Friday, 6 July 2007

Surreal North West Florida

Arrived after 8hr car drive from Orlando into north-west Florida - just west of Panama City Beach. We hired a beach bungalow - a condo with all the amenities and a private beach which we share with 10 other apartments. The place has a pool and comes with its' own private gated entrance - tres posh.
The area is basically a summer destination for middle class southerners from Tennessee, Alabama, Georgia. It's on a stretch of beach called South Walton and in the last decade various "communities" have spring up. These communities are private members clubs where you get to have your own little place in manufactured paradise. Their straight out of New England design school - 3 story wooden, pastel coloured, white picket fences, etc. The uniform of choice is Ralph polo shirts and ironed pleated shorts. All the "staff" drive around in golf buggies and I think would be shot if they didn't greet you with a "Howdy, have a nice day".
One of them, Seaside (next to Seacrest, which is next to Seagulf) was were the Trueman Show was filmed - in fact, you get the distinct impression the camera's are still here. You could play pool on the grass verges.
A couple more impressions. The Gulf waters are immaculate, indeed some of the best we've swam in. Warm, crystal blue, long stretches of golden sands. Down side is the sharks, but they hardly ever attack. The temps here are in the high 30s and of course this time of year the afternoons can see some deep depressions which have resulted in some magical electrical storms. Another thing here is the redneck fascination for pick up trucks - the larger the better. Even Hummers (huge in the UK) are small by comparison. Single person, family of 4, disabled - doesn't matter - get yourself a truck!
The boy's have been swimming all day and even Oscar has now taken to self-dependence in the water. Both of them have also developed a nice tan (we thought factor 50 meant they would stay English looking).

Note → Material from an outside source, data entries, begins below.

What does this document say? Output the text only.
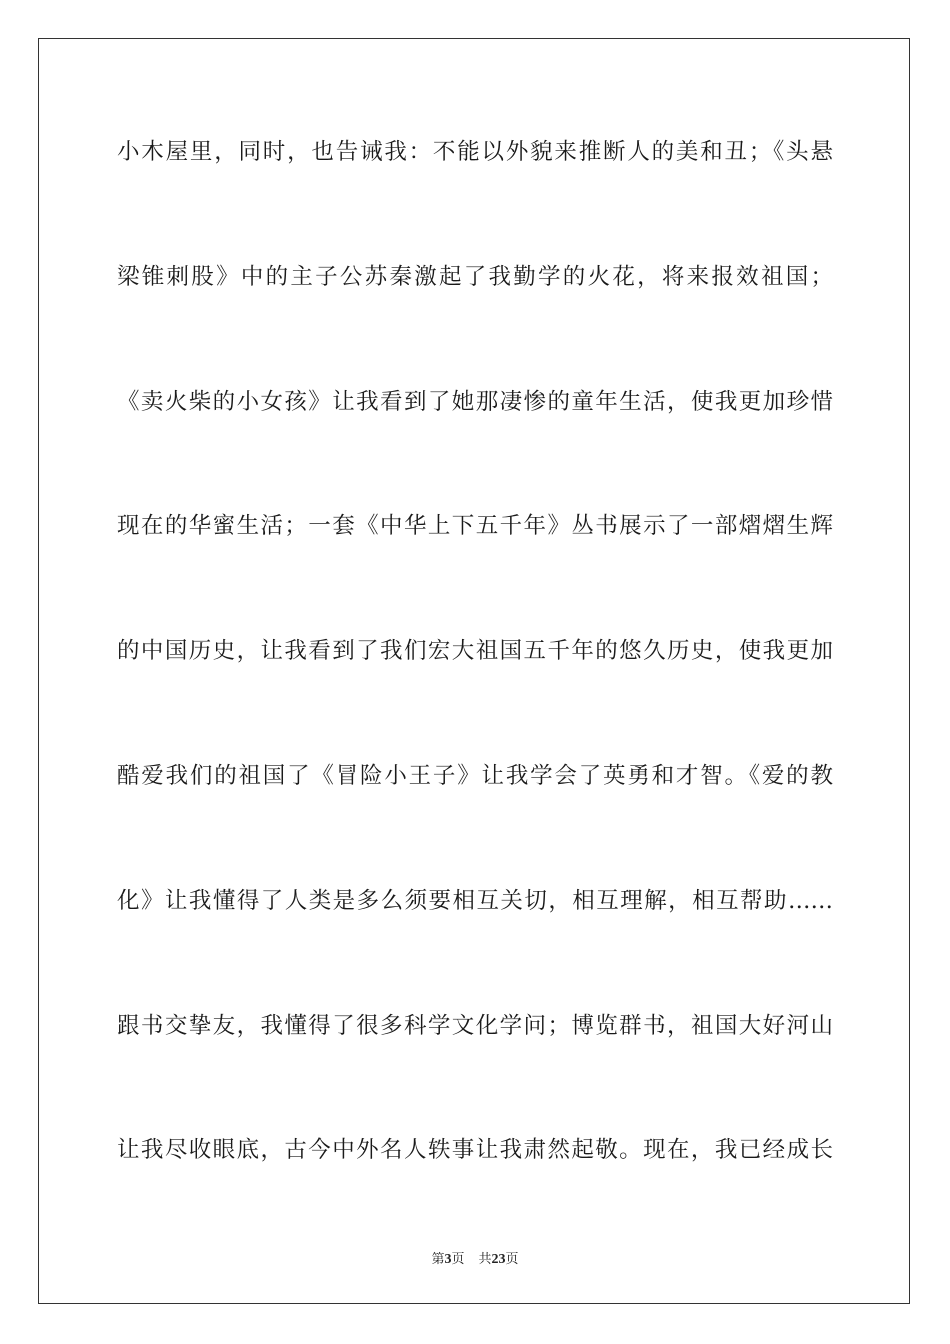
小木屋里，同时，也告诫我：不能以外貌来推断人的美和丑；《头悬
梁锥刺股》中的主子公苏秦激起了我勤学的火花，将来报效祖国；
《卖火柴的小女孩》让我看到了她那凄惨的童年生活，使我更加珍惜
现在的华蜜生活；一套《中华上下五千年》丛书展示了一部熠熠生辉
的中国历史，让我看到了我们宏大祖国五千年的悠久历史，使我更加
酷爱我们的祖国了《冒险小王子》让我学会了英勇和才智。《爱的教
化》让我懂得了人类是多么须要相互关切，相互理解，相互帮助……
跟书交挚友，我懂得了很多科学文化学问；博览群书，祖国大好河山
让我尽收眼底，古今中外名人轶事让我肃然起敬。现在，我已经成长
第3页 共23页
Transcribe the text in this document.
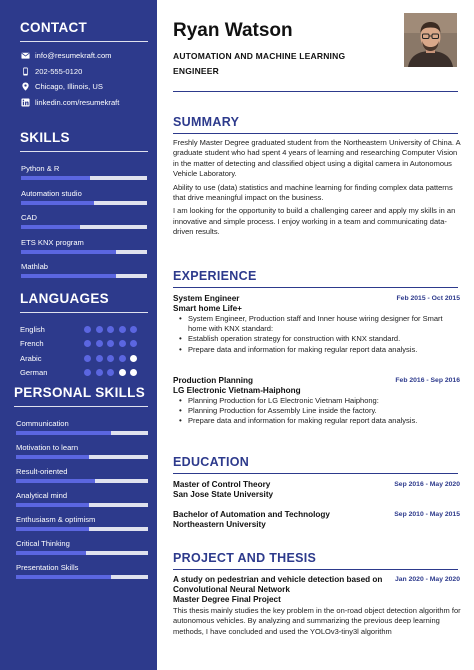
CONTACT
info@resumekraft.com
202-555-0120
Chicago, Illinois, US
linkedin.com/resumekraft
SKILLS
Python & R
Automation studio
CAD
ETS KNX program
Mathlab
LANGUAGES
English
French
Arabic
German
PERSONAL SKILLS
Communication
Motivation to learn
Result-oriented
Analytical mind
Enthusiasm & optimism
Critical Thinking
Presentation Skills
Ryan Watson
AUTOMATION AND MACHINE LEARNING ENGINEER
SUMMARY

Freshly Master Degree graduated student from the Northeastern University of China. A graduate student who had spent 4 years of learning and researching Computer Vision in the matter of detecting and classified object using a digital camera in Autonomous Vehicle Laboratory.

Ability to use (data) statistics and machine learning for finding complex data patterns that drive meaningful impact on the business.

I am looking for the opportunity to build a challenging career and apply my skills in an innovative and simple process. I enjoy working in a team and communicating data-driven results.

EXPERIENCE
System Engineer	Feb 2015 - Oct 2015
Smart home Life+
• System Engineer, Production staff and Inner house wiring designer for Smart home with KNX standard:
• Establish operation strategy for construction with KNX standard.
• Prepare data and information for making regular report data analysis.
Production Planning	Feb 2016 - Sep 2016
LG Electronic Vietnam-Haiphong
• Planning Production for LG Electronic Vietnam Haiphong:
• Planning Production for Assembly Line inside the factory.
• Prepare data and information for making regular report data analysis.
EDUCATION
Master of Control Theory	Sep 2016 - May 2020
San Jose State University
Bachelor of Automation and Technology	Sep 2010 - May 2015
Northeastern University
PROJECT AND THESIS
A study on pedestrian and vehicle detection based on Convolutional Neural Network
Jan 2020 - May 2020
Master Degree Final Project
This thesis mainly studies the key problem in the on-road object detection algorithm for autonomous vehicles. By analyzing and summarizing the previous deep learning methods, I have concluded and used the YOLOv3-tiny3l algorithm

American food establishments are causing us problems. Menu's rarely describe accurately the ingredients and portion sizes are massive - lots of waste. Saying that, we're gradually adopting Southern fondness for ribs, corn on the cob, waffles and squirrels (!!!). Supermarket shopping is great - all the manufactured food is cheap and all the fresh stuff is expensive. Meat has minimum 10 days life and they even get salads to last 12 days. Loads of great beers (added tequila and lime) and smoothies are a thing of art over here.
Met some lovely families from Nashville and have explored the world of politics and religion. Baptist, right wingers...don't mention the dinosaurs!
Had July 4th here. Marie and the boys' caught the parade at 8am (I was trying to park the car) and they all got sweets and beads (don't know why). The the fireworks at night were along with the formal displays everyone turned up on the beaches with their ammunition. Oscar heard one bang and then went back home whilst Seba and I stayed for the duration. Great experience.
Communication, strangely, has been a problem here. All internet cafe's are merely wireless and unless you have a laptop you're stuffed. Public payphones are a thing of the past so we bought a throw-away mobile. This was needed as quite a few of the smaller hotels we're trying to stay at have no on-line booking facility - heathens! Also, getting from a-to-b via airlines is a pain. For example, the cheapest way from Houston to San Diego is 2 stops which is then almost and all day session on the planes.
All-in-all, we love this part of Florida. Very quiet, full of southern families, quirky, great food, superb beaches and a great place for the boys' to chill out.
Tomorrow we drive through Alabama, into Missisippi and then onto Louisiana were we're going to stay in Cajun country. We're heading for some swamp tours and then we then head onto Texas to stay in Houston (rodeo's, etc) and then fly to San Diego.